Het Gooise dorp oefent al bijna anderhalve eeuw een enorme aantrekkingskracht uit op buitenstaanders. Nu zijn het the rich and famous, begin vorige eeuw waren het schilders. Tot de jaren dertig van de vorige eeuw waren Laren en buurdorp Blaricum bloeiende kunstenaarskolonies. Nu herinnert bijna niemand zich dat nog. Laren is synoniem voor villa’s, hockey en botox. ‘Er worden tours georganiseerd langs de huizen van BN’ers’, schampert Vincent Hilhorst (54), geboren en getogen Laarder. ‘Waarom zou iemand willen zien hoe Paul de Leeuw zijn was ophangt?’
Schilder Jozef Israels (1824-1911) was de eerste die Laren in 1870 ‘ontdekte’. Ironisch genoeg was het de armoede die hem zo aantrok. Laren was een eenvoudig boerendorp dat nauwelijks tot geen contact met de buitenwereld had. Goed, er was een postkoets, maar daar was alles ook wel mee gezegd. Het landschap en de sobere boerenwoningen vormden ideaal decor voor de romantische schilder. Na Israels volgden Albert Neuhuys (1844-1914), Anton Mauve (1838-1888) en vele anderen. Deze drie schilders legden de basis voor een Laren als centrum van de karakteristieke Larense School.
Laren oefent al bijna anderhalve eeuw een enorme aantrekkingskracht uit op buitenstaanders. Nu zijn het the rich and famous, begin vorige eeuw de schilders
Hilhorst omschrijft zichzelf als de enige echte dorpsgids van Laren. Ik wil een speciale rondleiding, vertel ik hem, een kunsthistorische. Niemand die het dorp beter kent dan Hilhorst, maar nu trekt zelfs hij zijn wenkbrauwen op. ‘Dat gaat nog lastig worden, er is hier zoveel gesloopt. Het heeft allemaal plaatsgemaakt voor nieuwe villa’s.’ Dus het schildersdorp Laren is volledig weg gebulldozerd? ‘Dat niet. Je moet alleen wat beter kijken.’
We beginnen bij de Larense Brink. Vroeger stond het prestigieuze Hotel Hamdorff hier. Kunstenaars en kunstkopers ontmoetten elkaar in de gelagkamer van het hotel, ‘Het Kroegje van Jan Hamdorff’. Het instituut bestaat niet meer. Er is een appartementencomplex voor in de plaats gekomen, waar de woningprijzen – heel Gooisch – beginnen bij een miljoen.
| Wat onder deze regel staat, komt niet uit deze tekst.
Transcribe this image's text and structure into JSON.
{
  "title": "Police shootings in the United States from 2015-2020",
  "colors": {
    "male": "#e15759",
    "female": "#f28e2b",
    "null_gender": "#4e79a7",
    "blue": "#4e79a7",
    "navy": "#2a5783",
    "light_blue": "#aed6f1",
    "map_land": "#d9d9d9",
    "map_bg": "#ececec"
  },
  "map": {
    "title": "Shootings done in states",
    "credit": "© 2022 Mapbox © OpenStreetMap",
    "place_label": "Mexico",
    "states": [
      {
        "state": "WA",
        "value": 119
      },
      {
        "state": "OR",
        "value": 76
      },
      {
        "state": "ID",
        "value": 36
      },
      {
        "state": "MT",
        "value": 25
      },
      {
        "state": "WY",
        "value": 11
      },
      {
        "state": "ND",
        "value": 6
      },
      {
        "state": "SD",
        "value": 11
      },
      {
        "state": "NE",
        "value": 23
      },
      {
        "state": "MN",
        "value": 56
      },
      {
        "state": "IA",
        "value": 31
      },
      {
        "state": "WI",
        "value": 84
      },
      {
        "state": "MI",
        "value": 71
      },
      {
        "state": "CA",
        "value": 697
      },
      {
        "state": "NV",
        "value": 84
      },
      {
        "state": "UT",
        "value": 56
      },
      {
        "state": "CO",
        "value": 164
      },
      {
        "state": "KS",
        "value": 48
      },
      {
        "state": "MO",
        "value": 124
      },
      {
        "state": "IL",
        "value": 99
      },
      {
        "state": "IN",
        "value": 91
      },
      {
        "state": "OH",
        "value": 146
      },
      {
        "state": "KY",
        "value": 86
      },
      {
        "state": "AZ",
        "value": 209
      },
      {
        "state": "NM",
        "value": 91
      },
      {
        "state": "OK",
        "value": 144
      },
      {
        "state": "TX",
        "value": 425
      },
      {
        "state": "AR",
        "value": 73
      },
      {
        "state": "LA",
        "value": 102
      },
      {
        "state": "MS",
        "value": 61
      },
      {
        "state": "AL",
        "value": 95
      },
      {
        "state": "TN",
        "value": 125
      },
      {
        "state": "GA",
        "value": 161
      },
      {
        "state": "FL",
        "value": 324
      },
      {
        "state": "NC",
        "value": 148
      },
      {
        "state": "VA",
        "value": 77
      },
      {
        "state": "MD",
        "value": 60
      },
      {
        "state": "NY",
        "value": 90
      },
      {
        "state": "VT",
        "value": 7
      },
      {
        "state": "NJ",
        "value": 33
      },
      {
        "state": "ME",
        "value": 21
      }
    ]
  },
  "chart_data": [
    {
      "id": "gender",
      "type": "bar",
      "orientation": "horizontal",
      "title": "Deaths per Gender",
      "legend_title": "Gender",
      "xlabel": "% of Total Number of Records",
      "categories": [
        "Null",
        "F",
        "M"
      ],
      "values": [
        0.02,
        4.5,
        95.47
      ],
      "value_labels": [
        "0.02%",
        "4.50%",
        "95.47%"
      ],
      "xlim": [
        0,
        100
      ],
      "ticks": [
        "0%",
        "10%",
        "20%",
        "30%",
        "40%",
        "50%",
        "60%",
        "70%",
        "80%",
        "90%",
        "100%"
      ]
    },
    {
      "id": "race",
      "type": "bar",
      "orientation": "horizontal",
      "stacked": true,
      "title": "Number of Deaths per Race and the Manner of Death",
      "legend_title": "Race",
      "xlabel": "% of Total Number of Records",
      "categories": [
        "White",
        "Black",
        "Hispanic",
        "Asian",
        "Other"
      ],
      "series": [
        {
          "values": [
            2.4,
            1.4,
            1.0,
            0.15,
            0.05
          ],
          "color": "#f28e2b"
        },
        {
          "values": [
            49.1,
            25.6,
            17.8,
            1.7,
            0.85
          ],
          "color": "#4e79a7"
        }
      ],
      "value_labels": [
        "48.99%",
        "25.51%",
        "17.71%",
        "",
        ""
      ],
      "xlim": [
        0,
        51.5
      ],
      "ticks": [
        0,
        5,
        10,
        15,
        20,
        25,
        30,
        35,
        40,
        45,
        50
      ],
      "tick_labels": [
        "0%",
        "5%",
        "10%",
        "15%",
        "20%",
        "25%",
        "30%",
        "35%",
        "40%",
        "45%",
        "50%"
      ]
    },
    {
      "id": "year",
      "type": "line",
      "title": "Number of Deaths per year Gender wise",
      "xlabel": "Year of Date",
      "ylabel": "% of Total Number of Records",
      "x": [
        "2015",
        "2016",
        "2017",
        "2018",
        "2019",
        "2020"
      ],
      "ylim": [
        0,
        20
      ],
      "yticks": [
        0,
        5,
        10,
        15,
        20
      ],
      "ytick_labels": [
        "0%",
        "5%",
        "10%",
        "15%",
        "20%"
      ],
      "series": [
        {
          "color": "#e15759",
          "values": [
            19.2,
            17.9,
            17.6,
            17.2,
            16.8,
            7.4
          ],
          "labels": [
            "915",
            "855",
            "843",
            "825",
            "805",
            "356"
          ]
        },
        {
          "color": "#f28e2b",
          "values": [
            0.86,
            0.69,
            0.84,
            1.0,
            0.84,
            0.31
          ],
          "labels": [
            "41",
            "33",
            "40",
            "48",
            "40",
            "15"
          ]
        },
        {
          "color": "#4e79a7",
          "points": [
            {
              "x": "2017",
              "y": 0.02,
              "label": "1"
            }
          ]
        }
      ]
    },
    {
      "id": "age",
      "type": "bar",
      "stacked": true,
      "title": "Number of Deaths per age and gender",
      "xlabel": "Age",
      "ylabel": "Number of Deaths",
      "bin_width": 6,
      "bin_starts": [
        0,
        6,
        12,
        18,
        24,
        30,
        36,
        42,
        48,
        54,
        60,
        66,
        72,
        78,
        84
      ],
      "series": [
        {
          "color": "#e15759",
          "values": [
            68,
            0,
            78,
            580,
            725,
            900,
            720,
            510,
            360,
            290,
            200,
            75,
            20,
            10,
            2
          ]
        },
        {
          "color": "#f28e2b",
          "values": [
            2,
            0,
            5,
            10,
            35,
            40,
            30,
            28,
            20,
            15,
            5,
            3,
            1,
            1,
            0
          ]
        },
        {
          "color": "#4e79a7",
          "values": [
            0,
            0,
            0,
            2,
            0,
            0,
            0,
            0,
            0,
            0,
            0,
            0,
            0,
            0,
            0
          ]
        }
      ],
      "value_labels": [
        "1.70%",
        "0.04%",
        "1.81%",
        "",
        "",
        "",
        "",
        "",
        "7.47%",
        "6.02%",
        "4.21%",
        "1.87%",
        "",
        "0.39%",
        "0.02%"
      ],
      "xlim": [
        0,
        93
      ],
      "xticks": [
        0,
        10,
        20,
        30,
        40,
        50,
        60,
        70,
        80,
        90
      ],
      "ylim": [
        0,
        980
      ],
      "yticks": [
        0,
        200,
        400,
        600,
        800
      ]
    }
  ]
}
Iets verderop, op de hoek van de Burgemeester van Nispenstraat en de Stationsweg, staat volgens Hilhorst ‘het lelijkste beeldje van Laren’. Het beeld in kwestie stelt een conducteur voor, grof geboetseerd en in brons gegoten. In 1881 kwam er een stoomtram die van Amsterdam naar Hilversum liep, via Diemen, Muiden, Muiderberg, Naarden en Laren. De tram staat ook wel bekend als de Gooise Moordenaar, vanwege de vele, soms dodelijke, ongelukken. De lijn is in 1958 uiteindelijk helemaal opgeheven; het monument staat tegenover de plaats waar vroeger het tramstation stond. Toch heeft deze killertram de welvaart van het dorp een enorme impuls gegeven.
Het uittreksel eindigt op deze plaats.